If a test is flaky, fix it or delete it. A test you cannot trust is worse than no test because it erodes confidence in the entire suite.
Testing Tools
Section titled “Testing Tools”The right tools depend on your stack. Here are common choices across popular frameworks:
| Stack | Test Framework | E2E / Integration |
|---|---|---|
| Python | pytest | Playwright, httpx |
| JavaScript / TypeScript | Vitest, Jest | Playwright, Cypress |
| React | React Testing Library | Playwright |
| Go | built-in testing package | httptest |
| Java | JUnit | Selenium |
| Mobile (React Native) | Jest + React Native Testing Library | Detox |
For usability testing, screen and session recording tools like Lookback, Hotjar, or even a simple Zoom recording can capture user interactions for later analysis.
Choose tools your team will actually use. A simple pytest suite maintained diligently beats a sophisticated testing infrastructure that nobody runs.
Best Practices
Section titled “Best Practices”- Write tests as you build, not at the end of the term. Tests written weeks after the code was written are harder to write and less likely to catch the bugs that matter.
- Plan user testing into the sprint cycle. It should appear on the board, not happen ad hoc.
- Run the full test suite before every merge. Make this automatic through CI.
- Treat test code with the same care as production code. Tests that are hard to read, poorly organized, or full of duplication become a burden rather than a safety net.
- Fix broken tests immediately. A test suite that stays red for days loses all value as a quality signal.
- Delete tests that no longer serve a purpose. Tests for removed features or deprecated code paths add noise and slow down the suite.
- Keep tests fast. A test suite that takes ten minutes to run will not be run frequently. If the suite is slow, identify the bottleneck (usually a few slow integration or E2E tests) and optimize or isolate those tests.
Some Truths About Testing
Section titled “Some Truths About Testing”- Teams that skip testing move faster for a few weeks and then spend the rest of the project debugging regressions they could have prevented.

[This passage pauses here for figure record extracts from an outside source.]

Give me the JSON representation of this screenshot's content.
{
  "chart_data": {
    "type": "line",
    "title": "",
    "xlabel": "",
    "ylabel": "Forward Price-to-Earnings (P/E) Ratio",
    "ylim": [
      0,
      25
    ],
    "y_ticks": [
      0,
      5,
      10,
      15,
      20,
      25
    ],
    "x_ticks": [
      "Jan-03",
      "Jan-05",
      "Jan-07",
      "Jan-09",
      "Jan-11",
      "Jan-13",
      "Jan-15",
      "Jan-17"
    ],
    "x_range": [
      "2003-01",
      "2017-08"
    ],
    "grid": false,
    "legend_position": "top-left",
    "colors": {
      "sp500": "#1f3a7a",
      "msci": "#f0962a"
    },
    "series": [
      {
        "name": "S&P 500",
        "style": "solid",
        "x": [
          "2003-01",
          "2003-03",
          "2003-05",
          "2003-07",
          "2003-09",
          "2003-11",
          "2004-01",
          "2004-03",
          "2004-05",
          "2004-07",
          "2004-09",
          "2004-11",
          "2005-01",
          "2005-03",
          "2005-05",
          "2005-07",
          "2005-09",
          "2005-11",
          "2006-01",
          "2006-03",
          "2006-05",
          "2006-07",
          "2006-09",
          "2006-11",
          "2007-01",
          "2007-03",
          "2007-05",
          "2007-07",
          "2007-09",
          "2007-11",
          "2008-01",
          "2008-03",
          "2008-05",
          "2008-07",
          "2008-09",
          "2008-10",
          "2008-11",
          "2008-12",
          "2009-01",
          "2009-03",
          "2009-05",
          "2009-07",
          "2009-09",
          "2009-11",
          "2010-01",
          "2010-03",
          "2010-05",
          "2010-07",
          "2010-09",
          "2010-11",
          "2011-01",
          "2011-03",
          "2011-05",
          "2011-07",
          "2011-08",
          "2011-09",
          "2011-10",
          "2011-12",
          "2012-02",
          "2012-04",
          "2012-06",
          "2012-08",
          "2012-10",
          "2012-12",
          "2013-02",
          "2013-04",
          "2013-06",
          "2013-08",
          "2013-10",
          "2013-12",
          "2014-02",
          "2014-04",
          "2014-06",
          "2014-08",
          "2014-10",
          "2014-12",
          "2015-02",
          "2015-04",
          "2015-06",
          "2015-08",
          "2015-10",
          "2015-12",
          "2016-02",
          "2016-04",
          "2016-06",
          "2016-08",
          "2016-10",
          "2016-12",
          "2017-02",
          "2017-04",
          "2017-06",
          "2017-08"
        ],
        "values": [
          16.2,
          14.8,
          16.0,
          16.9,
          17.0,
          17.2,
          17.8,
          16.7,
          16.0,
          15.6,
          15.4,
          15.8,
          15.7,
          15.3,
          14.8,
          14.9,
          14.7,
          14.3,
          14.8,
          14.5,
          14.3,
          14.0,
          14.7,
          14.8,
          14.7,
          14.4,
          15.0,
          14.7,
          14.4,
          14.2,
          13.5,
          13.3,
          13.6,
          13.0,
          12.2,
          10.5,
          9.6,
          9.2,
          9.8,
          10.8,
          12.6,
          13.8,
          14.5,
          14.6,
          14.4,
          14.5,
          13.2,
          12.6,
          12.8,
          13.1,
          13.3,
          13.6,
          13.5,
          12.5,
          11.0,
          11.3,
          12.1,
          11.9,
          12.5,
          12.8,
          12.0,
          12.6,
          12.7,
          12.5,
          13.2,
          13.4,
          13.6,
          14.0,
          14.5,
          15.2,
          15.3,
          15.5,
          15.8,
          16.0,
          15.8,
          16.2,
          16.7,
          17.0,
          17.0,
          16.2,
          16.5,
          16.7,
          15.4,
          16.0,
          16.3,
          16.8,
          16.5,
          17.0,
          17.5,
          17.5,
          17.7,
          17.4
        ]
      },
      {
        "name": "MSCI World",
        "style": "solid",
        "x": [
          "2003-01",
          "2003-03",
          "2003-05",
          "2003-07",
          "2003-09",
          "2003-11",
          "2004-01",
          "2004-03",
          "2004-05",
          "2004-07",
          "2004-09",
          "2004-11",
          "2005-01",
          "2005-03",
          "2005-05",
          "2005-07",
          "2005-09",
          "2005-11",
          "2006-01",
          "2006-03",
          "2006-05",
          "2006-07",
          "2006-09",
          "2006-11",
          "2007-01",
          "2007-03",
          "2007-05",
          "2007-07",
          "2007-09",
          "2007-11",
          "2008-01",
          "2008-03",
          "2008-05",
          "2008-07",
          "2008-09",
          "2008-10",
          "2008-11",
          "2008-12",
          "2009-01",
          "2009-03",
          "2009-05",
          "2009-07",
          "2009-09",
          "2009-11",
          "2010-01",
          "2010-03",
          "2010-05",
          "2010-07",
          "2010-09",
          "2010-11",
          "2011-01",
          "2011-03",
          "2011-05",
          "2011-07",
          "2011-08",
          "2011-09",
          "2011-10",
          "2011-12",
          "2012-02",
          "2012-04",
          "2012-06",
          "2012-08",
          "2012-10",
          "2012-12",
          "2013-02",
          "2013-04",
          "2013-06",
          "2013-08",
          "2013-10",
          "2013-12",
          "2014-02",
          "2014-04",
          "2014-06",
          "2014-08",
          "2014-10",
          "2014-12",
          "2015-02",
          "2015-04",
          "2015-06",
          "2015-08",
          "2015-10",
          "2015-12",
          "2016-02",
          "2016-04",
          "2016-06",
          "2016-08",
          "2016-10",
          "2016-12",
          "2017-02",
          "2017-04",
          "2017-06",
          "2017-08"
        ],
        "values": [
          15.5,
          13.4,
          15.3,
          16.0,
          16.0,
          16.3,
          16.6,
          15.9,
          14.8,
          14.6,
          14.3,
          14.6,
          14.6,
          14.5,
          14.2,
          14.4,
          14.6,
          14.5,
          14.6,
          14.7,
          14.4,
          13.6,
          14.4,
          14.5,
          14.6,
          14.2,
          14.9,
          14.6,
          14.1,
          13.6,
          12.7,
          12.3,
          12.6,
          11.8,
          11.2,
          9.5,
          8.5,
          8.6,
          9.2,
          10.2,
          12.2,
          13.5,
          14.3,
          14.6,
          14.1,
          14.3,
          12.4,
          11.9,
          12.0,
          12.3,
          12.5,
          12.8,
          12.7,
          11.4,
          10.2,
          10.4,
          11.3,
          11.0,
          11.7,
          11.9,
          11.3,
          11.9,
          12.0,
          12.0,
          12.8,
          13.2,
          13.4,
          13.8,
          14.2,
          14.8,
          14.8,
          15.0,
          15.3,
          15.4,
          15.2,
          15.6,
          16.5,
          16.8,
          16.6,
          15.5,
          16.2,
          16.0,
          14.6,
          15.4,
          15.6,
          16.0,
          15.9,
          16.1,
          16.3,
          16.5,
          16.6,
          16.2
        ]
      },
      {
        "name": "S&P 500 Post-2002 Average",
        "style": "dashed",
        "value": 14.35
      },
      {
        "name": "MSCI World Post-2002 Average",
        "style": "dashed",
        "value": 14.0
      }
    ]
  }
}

- Writing testable code forces better design. If a function is hard to test, it is usually doing too many things.
- The first time you catch a real bug with an automated test, the investment pays for itself. Every time after that is free.
- Perfect test coverage is neither achievable nor necessary. Thoughtful coverage of critical paths and edge cases is far more valuable.
- Automated tests verify that the code works. Only humans can verify that the product is worth using. You need both.
- Teams that never test with real users ship features that make sense to the team and confuse everyone else.
- Testing research outputs is harder than testing application code, but reproducibility checks and data validation are not optional. Results you cannot reproduce are not results.
Testing in Industry and Academia
Section titled “Testing in Industry and Academia”In industry, both automated testing and user research are baseline expectations. Companies like Google require tests for virtually all production code; their internal testing culture is documented extensively in Software Engineering at Google. At the same time, product teams at companies like Stripe, Airbnb, and Shopify run continuous user research to validate that what they build actually serves their customers. Neither discipline substitutes for the other.
The testing pyramid (or variations like the testing trophy) is a widely used heuristic for automated test strategy. Kent C. Dodds and Martin Fowler have written extensively about this, and their work is worth reading regardless of your stack.
In academia, reproducibility serves the same purpose as automated testing: it allows others to verify that results are valid. Journals increasingly require that computational results be backed by public code and data, with clear instructions for reproducing the findings. A well-tested research codebase is publishable; an untested one is a liability.
The habit of testing holistically, through automated suites, manual exploration, reproducibility checks, and user validation, is one of the most transferable skills a Capstone project can develop.